Les nouilles sont des pâtes alimentaires en forme de fins rubans de pâte découpés ou extrudés. Elles sont fabriquées à l'aide de farine de blé dur ou de blé tendre.

Le terme est emprunté avant 1767[1] à l'allemand Nudel, « pâte alimentaire » (au singulier), lui-même d'origine incertaine (peut-être du latin nodus). En allemand, il est attesté vers 1550, et il est emprunté par l'anglais en 1779 pour donner noodle. Le terme français s'est écrit noudle ou nudeln vers 1765, puis nouilles, au pluriel, dès 1767. Il désigne alors une variété précise de pâtes alimentaires, mais la langue familière tend aujourd'hui à l'employer pour désigner tout type de pâtes, à l'exception des pâtes à potage (bien que cela soit incertain pour les potages asiatiques).

Les nouilles constituent l'un des principaux aliments de base en Asie, en particulier celles instantanées à base de kansui souvent aromatisées. Le plus souvent constituées d'une pâte de blé ou de riz, elles sont parfois encore étirées à la main en Chine, comme certains boulangers pétrissent encore la pâte à pain.

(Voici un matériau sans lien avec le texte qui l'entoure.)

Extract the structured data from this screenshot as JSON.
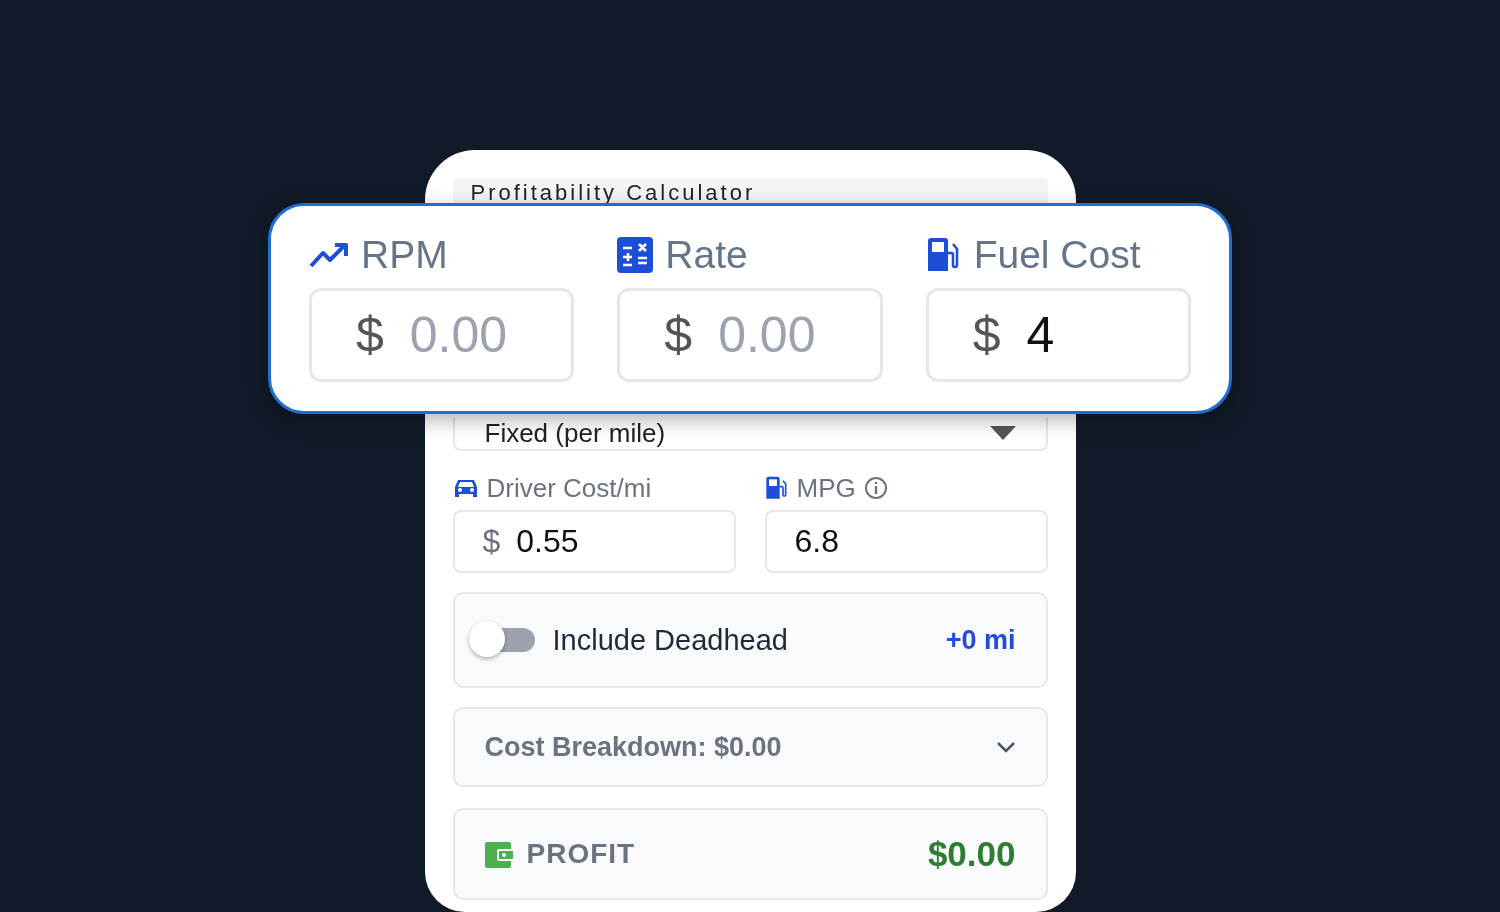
{
  "card": {
    "title": "Profitability Calculator",
    "mode_select": {
      "value": "Fixed (per mile)"
    },
    "driver_cost": {
      "label": "Driver Cost/mi",
      "prefix": "$",
      "value": "0.55"
    },
    "mpg": {
      "label": "MPG",
      "value": "6.8"
    },
    "deadhead": {
      "label": "Include Deadhead",
      "on": false,
      "miles": "+0 mi"
    },
    "cost_breakdown": {
      "label": "Cost Breakdown: $0.00",
      "expanded": false
    },
    "profit": {
      "label": "PROFIT",
      "value": "$0.00"
    }
  },
  "highlight": {
    "fields": [
      {
        "label": "RPM",
        "prefix": "$",
        "placeholder": "0.00"
      },
      {
        "label": "Rate",
        "prefix": "$",
        "placeholder": "0.00"
      },
      {
        "label": "Fuel Cost",
        "prefix": "$",
        "value": "4"
      }
    ]
  }
}
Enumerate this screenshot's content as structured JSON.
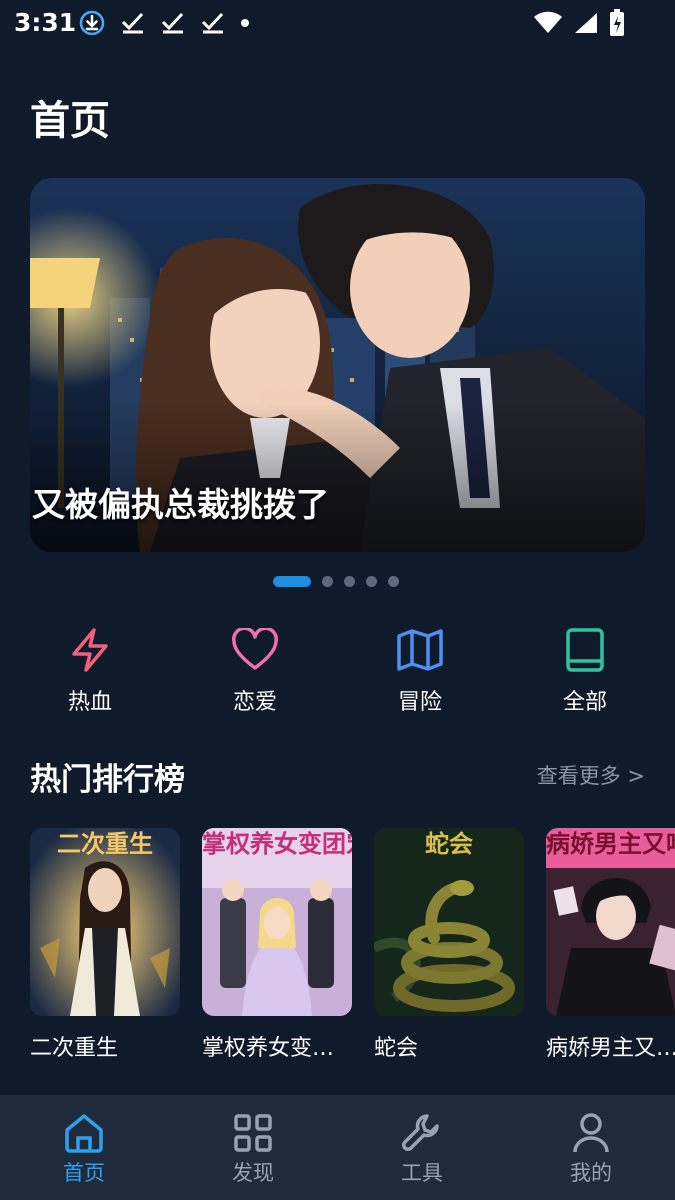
{
  "status_bar": {
    "time": "3:31",
    "left_icons": [
      "download-icon",
      "check-icon",
      "check-icon",
      "check-icon",
      "dot-icon"
    ],
    "right_icons": [
      "wifi-icon",
      "signal-icon",
      "battery-icon"
    ]
  },
  "page": {
    "title": "首页"
  },
  "banner": {
    "title": "又被偏执总裁挑拨了",
    "slides": 5,
    "active_slide": 1
  },
  "categories": [
    {
      "label": "热血",
      "icon": "lightning-icon",
      "color": "#f0607a"
    },
    {
      "label": "恋爱",
      "icon": "heart-icon",
      "color": "#ef6fb0"
    },
    {
      "label": "冒险",
      "icon": "map-icon",
      "color": "#4f8ff0"
    },
    {
      "label": "全部",
      "icon": "book-icon",
      "color": "#2ec4a0"
    }
  ],
  "ranking": {
    "title": "热门排行榜",
    "see_more": "查看更多 >",
    "items": [
      {
        "name": "二次重生",
        "cover_text": "二次重生"
      },
      {
        "name": "掌权养女变…",
        "cover_text": "掌权养女变团宠"
      },
      {
        "name": "蛇会",
        "cover_text": "蛇会"
      },
      {
        "name": "病娇男主又…",
        "cover_text": "病娇男主又吃醋"
      }
    ]
  },
  "bottom_nav": [
    {
      "label": "首页",
      "icon": "home-icon",
      "active": true
    },
    {
      "label": "发现",
      "icon": "grid-icon",
      "active": false
    },
    {
      "label": "工具",
      "icon": "wrench-icon",
      "active": false
    },
    {
      "label": "我的",
      "icon": "user-icon",
      "active": false
    }
  ],
  "colors": {
    "background": "#0f1a2b",
    "accent": "#2ea0f0",
    "nav_bg": "#1f2a3a"
  }
}
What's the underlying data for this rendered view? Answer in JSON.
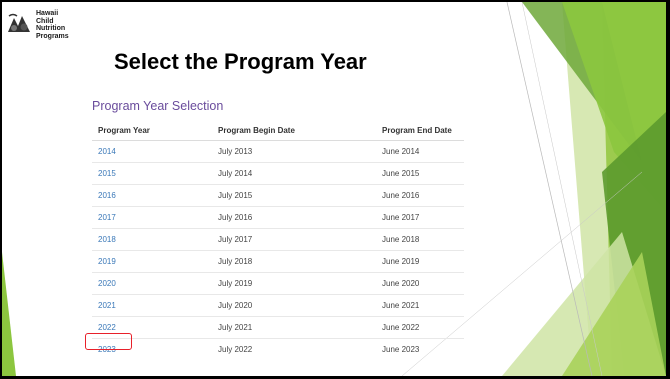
{
  "logo": {
    "lines": [
      "Hawaii",
      "Child",
      "Nutrition",
      "Programs"
    ]
  },
  "slide": {
    "title": "Select the Program Year"
  },
  "selection": {
    "heading": "Program Year Selection",
    "columns": [
      "Program Year",
      "Program Begin Date",
      "Program End Date"
    ],
    "rows": [
      {
        "year": "2014",
        "begin": "July 2013",
        "end": "June 2014"
      },
      {
        "year": "2015",
        "begin": "July 2014",
        "end": "June 2015"
      },
      {
        "year": "2016",
        "begin": "July 2015",
        "end": "June 2016"
      },
      {
        "year": "2017",
        "begin": "July 2016",
        "end": "June 2017"
      },
      {
        "year": "2018",
        "begin": "July 2017",
        "end": "June 2018"
      },
      {
        "year": "2019",
        "begin": "July 2018",
        "end": "June 2019"
      },
      {
        "year": "2020",
        "begin": "July 2019",
        "end": "June 2020"
      },
      {
        "year": "2021",
        "begin": "July 2020",
        "end": "June 2021"
      },
      {
        "year": "2022",
        "begin": "July 2021",
        "end": "June 2022"
      },
      {
        "year": "2023",
        "begin": "July 2022",
        "end": "June 2023"
      }
    ],
    "highlighted_year": "2023"
  },
  "colors": {
    "heading": "#6a4c9c",
    "year_link": "#3a78b8",
    "highlight_border": "#e8202a",
    "accent_green": "#8cc63f",
    "accent_dark_green": "#5c9a2e"
  }
}
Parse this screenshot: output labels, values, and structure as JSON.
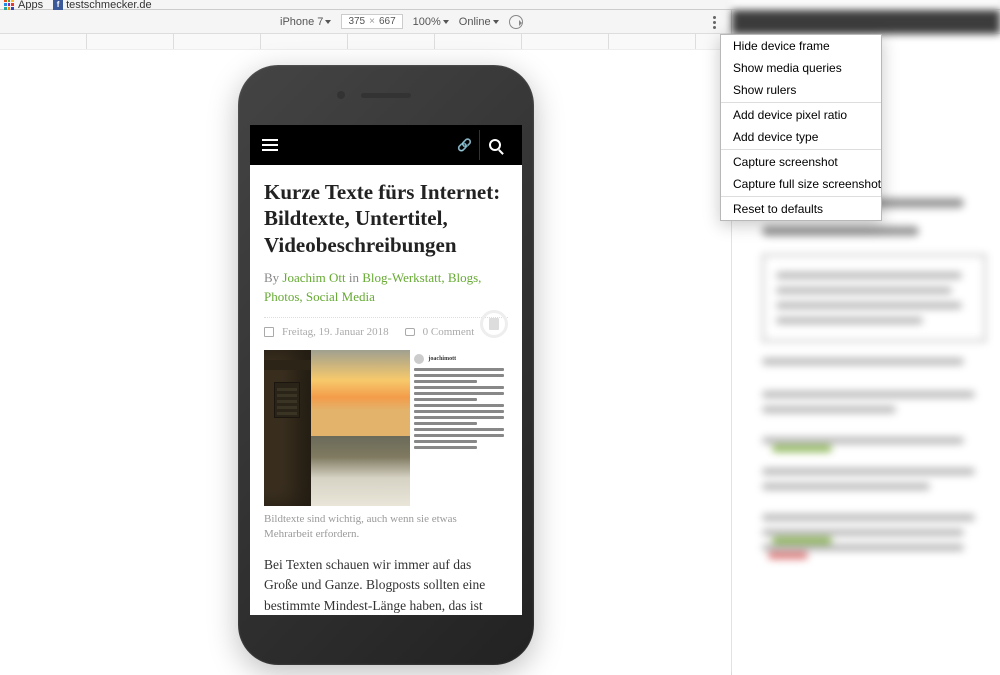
{
  "browser": {
    "apps_label": "Apps",
    "bookmarks": [
      {
        "label": "testschmecker.de",
        "icon": "facebook"
      }
    ]
  },
  "devtools": {
    "device": "iPhone 7",
    "width": "375",
    "height": "667",
    "zoom": "100%",
    "network": "Online",
    "menu": {
      "items": [
        "Hide device frame",
        "Show media queries",
        "Show rulers",
        "Add device pixel ratio",
        "Add device type",
        "Capture screenshot",
        "Capture full size screenshot",
        "Reset to defaults"
      ]
    }
  },
  "article": {
    "title": "Kurze Texte fürs Internet: Bildtexte, Untertitel, Videobeschreibungen",
    "by_label": "By ",
    "author": "Joachim Ott",
    "in_label": " in ",
    "categories": "Blog-Werkstatt, Blogs, Photos, Social Media",
    "date": "Freitag, 19. Januar 2018",
    "comments": "0 Comment",
    "insta_user": "joachimott",
    "caption": "Bildtexte sind wichtig, auch wenn sie etwas Mehrarbeit erfordern.",
    "body": "Bei Texten schauen wir immer auf das Große und Ganze. Blogposts sollten eine bestimmte Mindest-Länge haben, das ist suchmaschinenfreundlicher. Und was ist mit"
  }
}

En octobre 2005, des scientifiques de l'Académie des sciences de Pékin ont découvert sur les rives du fleuve Jaune (Hoang He), dans le nord-ouest de la Chine, les plus anciennes nouilles du monde, vieilles de 4 000 ans. Ces nouilles avaient été faites à base de millet.

Les nouilles ont été importées en Italie, où elles sont connues sous le nom de spaghettis. D'autres sortes d'aliments à base de pâte de blé, connus en Europe sous des noms italiens, sont originaires de Chine. Comme par exemple les jiaozi, qui sont à l'origine des raviolis, puis des ravioles en France.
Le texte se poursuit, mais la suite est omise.